Il était annoncé comme une simple révision technique, mais le projet adopté, cette semaine, par l’Assemblée nationale, au Tchad, est important. Il porte sur la durée et le nombre de mandats que peut briguer le président de la République. Pourquoi cette révision constitutionnelle génère-t-elle autant de controverse ?
Sans doute parce que les Tchadiens, entre les intentions proclamées et la réalité qu’ils vont devoir subir, craignent, encore une fois, un traquenard. Les dispositions adoptées par 171 des 188 députés rallongent de deux ans le mandat conquis il y a tout juste seize mois par Mahamat Idriss Déby. Et il pourra, ensuite, en briguer autant qu’il voudra. La seule voix contre était celle d’un député de l’opposition, resté dans la salle, alors que ses autres collègues en étaient sortis, après qu’un élu de la majorité ait proposé, sous prétexte d’économies, la présidence à vie pour le président, dont le pouvoir serait d’émanation divine.
Que des élus de la République en viennent à vouloir sécuriser ad vitam aeternam le pouvoir d’un président qui n’a encore opéré aucun miracle dans ses fonctions est d’une désespérante niaiserie. Ils auraient pu inscrire toutes ces dispositions dans la Constitution adoptée en décembre 2023. Mais, peut-être auraient-elles paru trop indécentes, avant les élections. Il est toujours plus facile de laisser tomber les masques, quand on est déjà installé au pouvoir, et que les électeurs ne peuvent plus fuir. C’est en cela que résident les soupçons de supercherie.

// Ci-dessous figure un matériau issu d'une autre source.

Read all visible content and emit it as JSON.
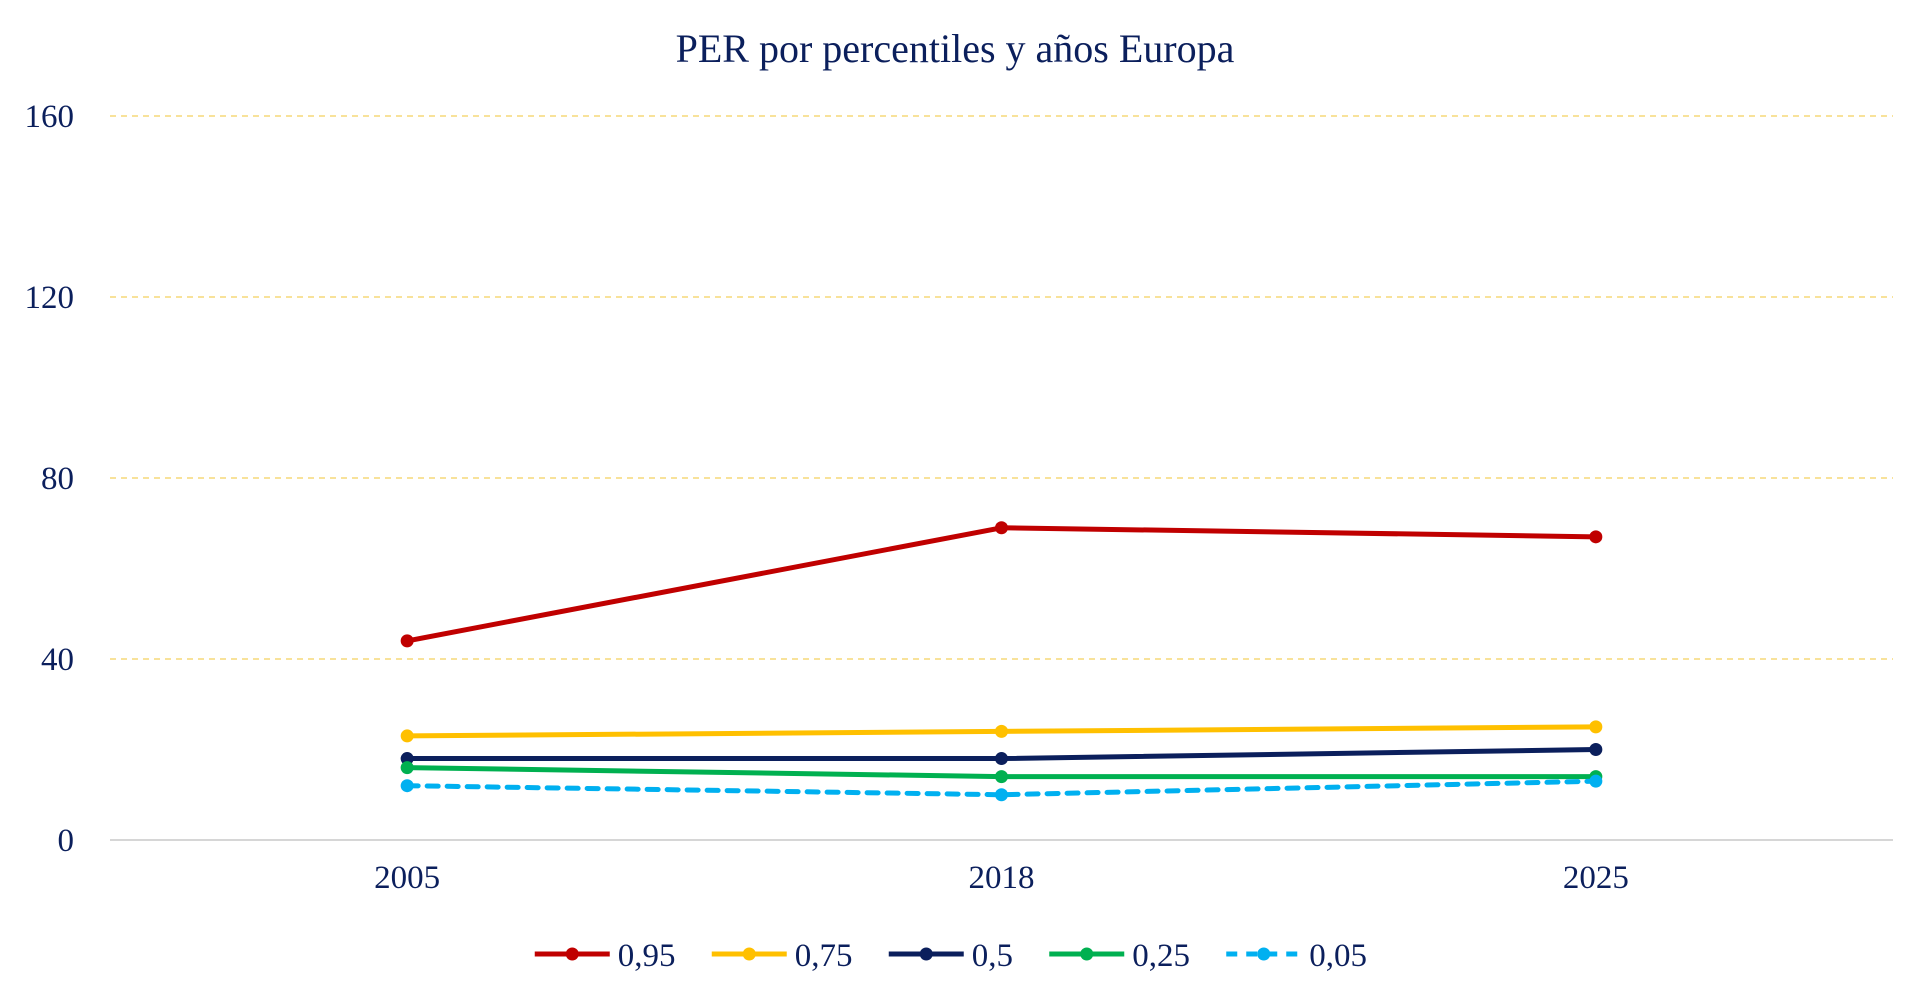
{
  "chart_data": {
    "type": "line",
    "title": "PER por percentiles y años Europa",
    "xlabel": "",
    "ylabel": "",
    "categories": [
      "2005",
      "2018",
      "2025"
    ],
    "ylim": [
      0,
      160
    ],
    "yticks": [
      0,
      40,
      80,
      120,
      160
    ],
    "grid": true,
    "legend_position": "bottom",
    "colors": {
      "text": "#0B1F5C",
      "grid": "#F5D978",
      "axis": "#C8C8C8"
    },
    "series": [
      {
        "name": "0,95",
        "values": [
          44,
          69,
          67
        ],
        "color": "#C00000",
        "dashed": false
      },
      {
        "name": "0,75",
        "values": [
          23,
          24,
          25
        ],
        "color": "#FFC000",
        "dashed": false
      },
      {
        "name": "0,5",
        "values": [
          18,
          18,
          20
        ],
        "color": "#0B1F5C",
        "dashed": false
      },
      {
        "name": "0,25",
        "values": [
          16,
          14,
          14
        ],
        "color": "#00B050",
        "dashed": false
      },
      {
        "name": "0,05",
        "values": [
          12,
          10,
          13
        ],
        "color": "#00B0F0",
        "dashed": true
      }
    ]
  }
}
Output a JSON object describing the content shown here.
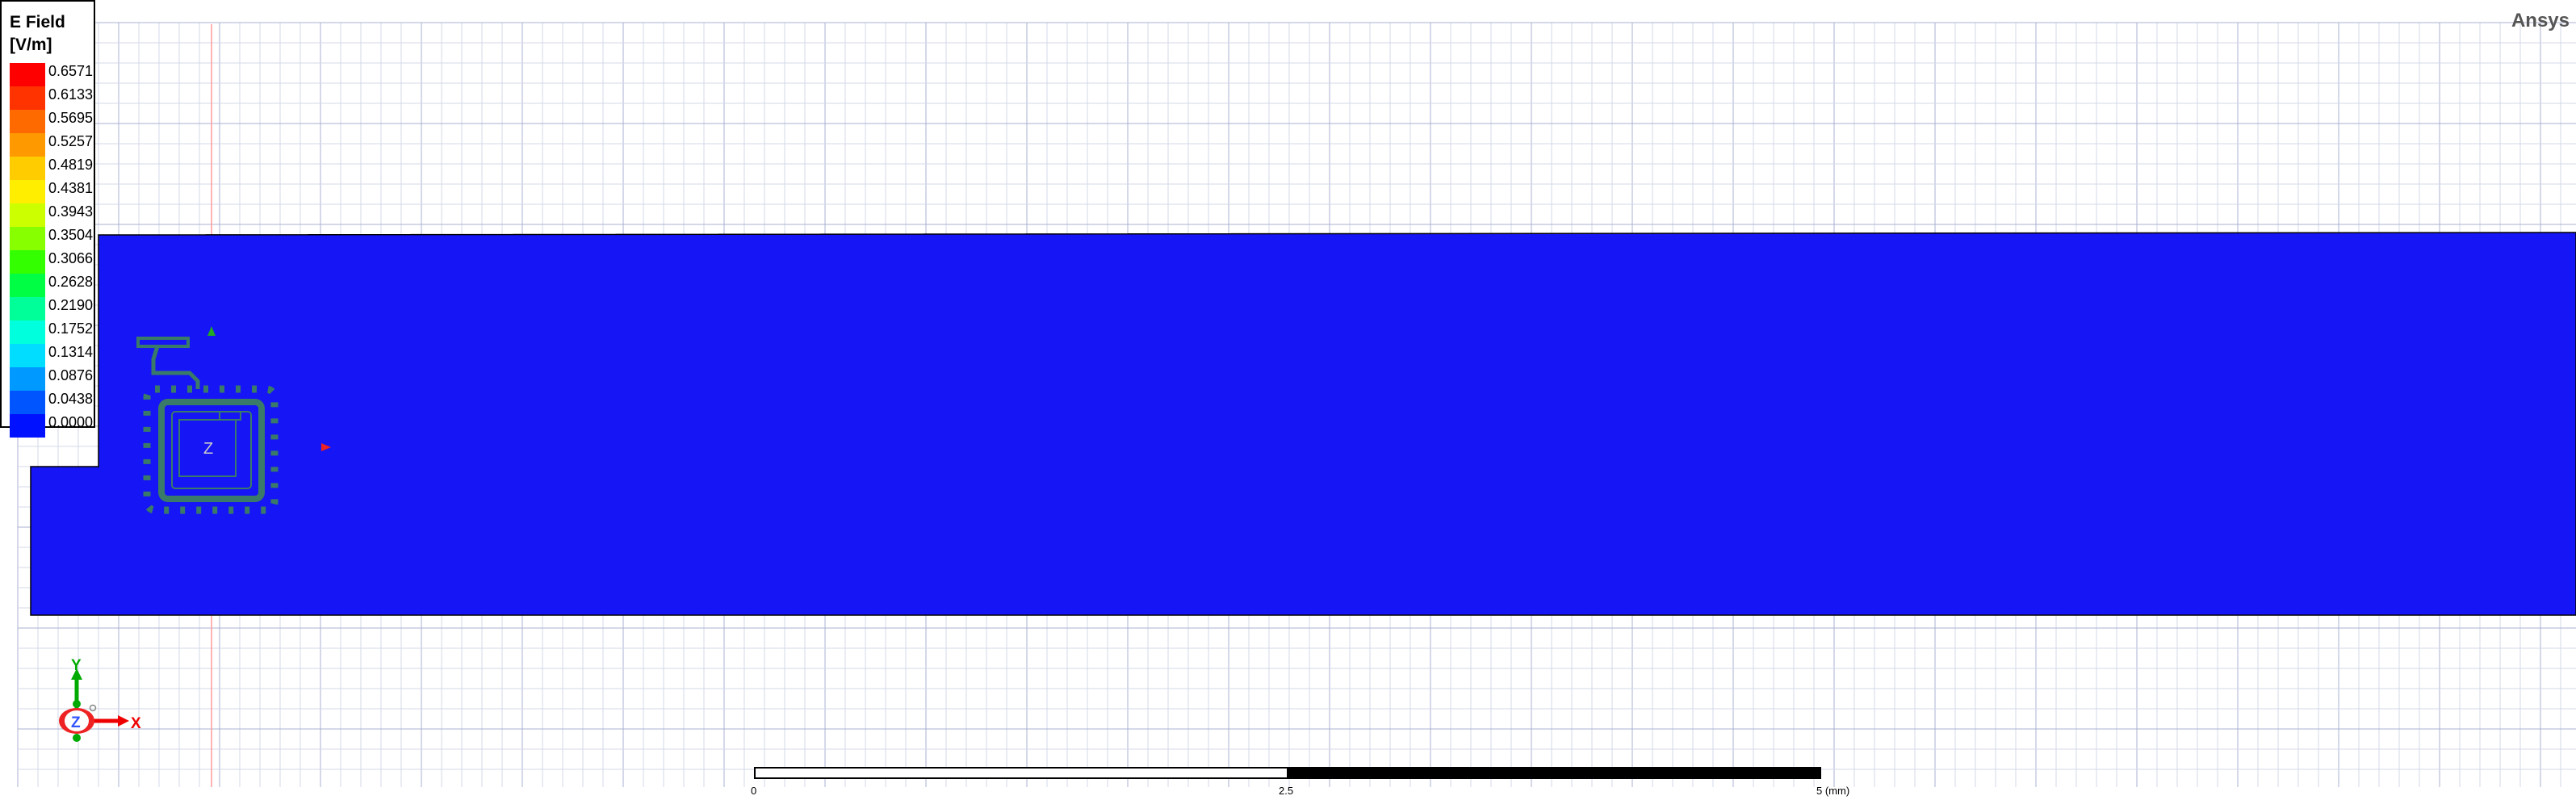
{
  "legend": {
    "title": "E Field",
    "unit": "[V/m]",
    "ticks": [
      "0.6571",
      "0.6133",
      "0.5695",
      "0.5257",
      "0.4819",
      "0.4381",
      "0.3943",
      "0.3504",
      "0.3066",
      "0.2628",
      "0.2190",
      "0.1752",
      "0.1314",
      "0.0876",
      "0.0438",
      "0.0000"
    ],
    "colors": [
      "#ff0000",
      "#ff3300",
      "#ff6a00",
      "#ff9900",
      "#ffcc00",
      "#ffee00",
      "#ccff00",
      "#88ff00",
      "#33ff00",
      "#00ff44",
      "#00ff99",
      "#00ffdd",
      "#00ddff",
      "#0099ff",
      "#0055ff",
      "#0011ff"
    ]
  },
  "brand": "Ansys",
  "scale_bar": {
    "labels": [
      "0",
      "2.5",
      "5 (mm)"
    ]
  },
  "triad": {
    "x": "X",
    "y": "Y",
    "z": "Z"
  },
  "colors": {
    "field": "#1515f5",
    "coil": "#3a7a68",
    "grid": "#c8cce0",
    "origin_line": "#ff9a9a"
  }
}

D’où viendraient donc ces supercheries ?
À la mort d’Idriss Déby Itno, en avril 2021, on avait fait croire que le Tchad, trop vulnérable, risquait d’être livré aux rebelles, si la succession s’opérait dans le respect de l’ordre constitutionnel. C’était la justification, pour installer son fils Mahamat, militaire, dans le fauteuil présidentiel, alors qu’il n’avait même pas l’âge requis pour assumer de telles fonctions. Les parrains assuraient alors que cela ne durerait que le temps d’une brève transition. La suite, cinglante et sanglante, est encore gravée dans toutes les mémoires. Quatre ans plus tard, alors que le premier mandat de cet héritier court encore, des aménagements constitutionnels sont pris, pour s’assurer que sa présidence s’éternise. Et ses concitoyens, naturellement, suspectent une nouvelle supercherie….

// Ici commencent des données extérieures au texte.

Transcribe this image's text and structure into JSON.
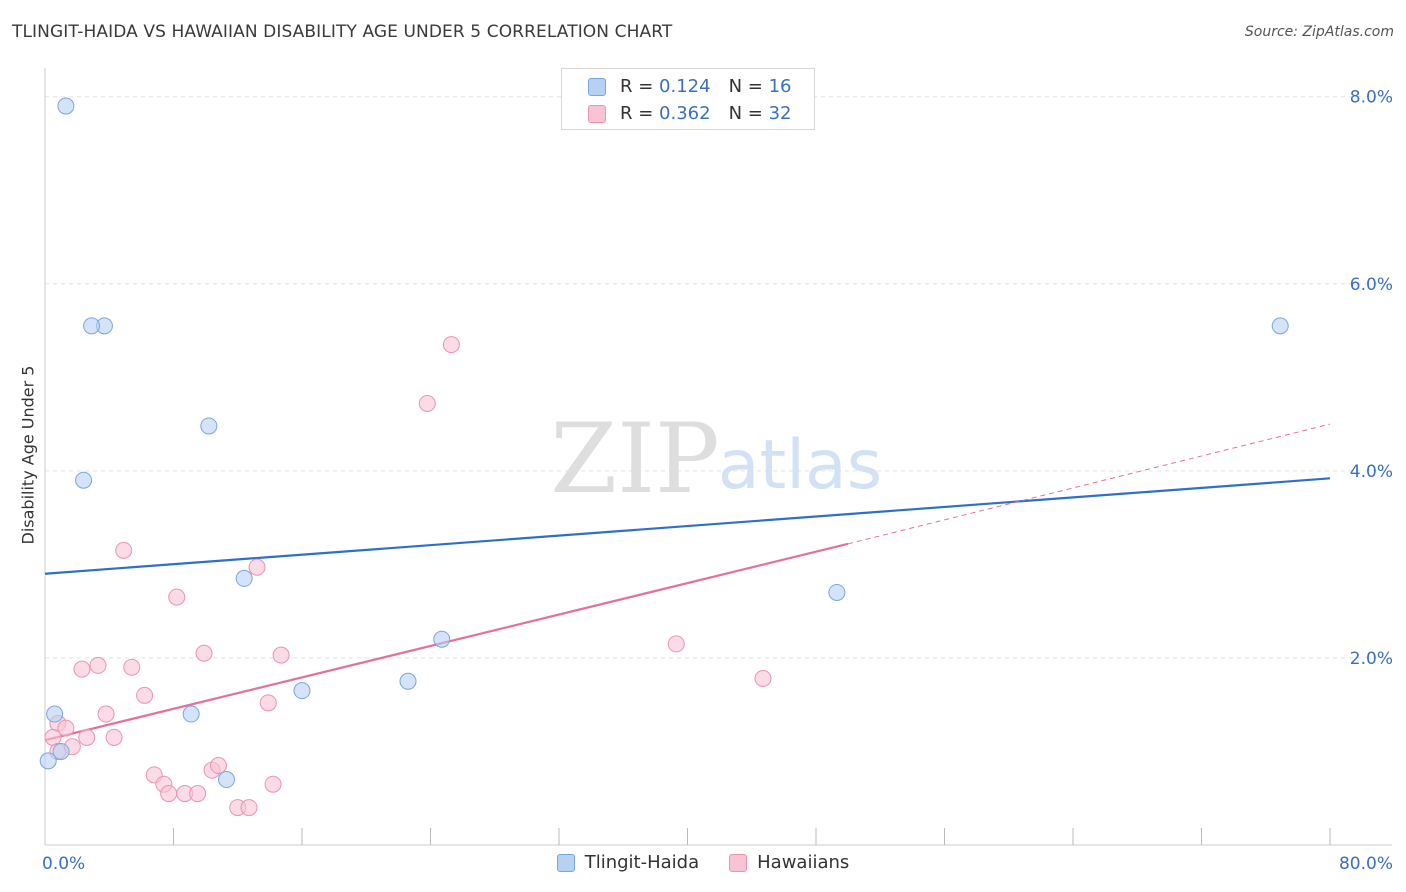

Il n’empêche. Indexer les seuls tyrans, despotes et autres dirigeants plus ou moins autoritaires revient à exonérer leurs partisans, leur entourage, comptables, au Tchad comme ailleurs, des retards qu’accusent les nations. Tout comme, d’ailleurs, les opposants qui, par leurs actes et inconséquences, concourent grandement à la pérennité de régimes et dirigeants décriés, comme nous le rappelle sans cesse l’actualité.
En quoi les opposants sont-ils comptables de la pérennité de régimes qu’ils combattent ?
De manière consciente ou pas, ces opposants posent des actes qui engagent leur responsabilité. Ces derniers temps, au Cameroun, les opposants, historiques ou de fraîche date, tentent de persuader l’opinion de la nécessité d’en finir avec le régime de Paul Biya. Mais, en même temps, tous déclinent l’invitation à présenter une candidature unique face au président sortant. Dans ce scrutin qui se joue à la proportionnelle à un tour, onze candidats, dont aucun n’imagine devoir sacrifier sa petite personne pour faire gagner l’opposition. C’est la défaite garantie, le 12 octobre prochain, face à Paul Biya qui, si les dieux du Dja-et-Lobo lui prêtent vie, sera centenaire, au terme du prochain mandat. Ces opposants sont donc comptables, comme les recalés qui, en Côte d’Ivoire, préfèrent laisser un boulevard au président qu’ils accusent de tous les maux, plutôt que de soutenir tel ex-allié, tel frère-ennemi ou telle âme, jadis sœur…
Entre le zèle imbécile des partisans et l’inconséquence des opposants, plus vindicatifs à l’égard d’autres opposants que vis-à-vis de celui qu’ils désignent comme leur principal adversaire, les dirigeants cramponnés au pouvoir et à ses privilèges savent qu’ils ont de beaux jours devant eux. Et ils en jouent. Avec une cynique délectation.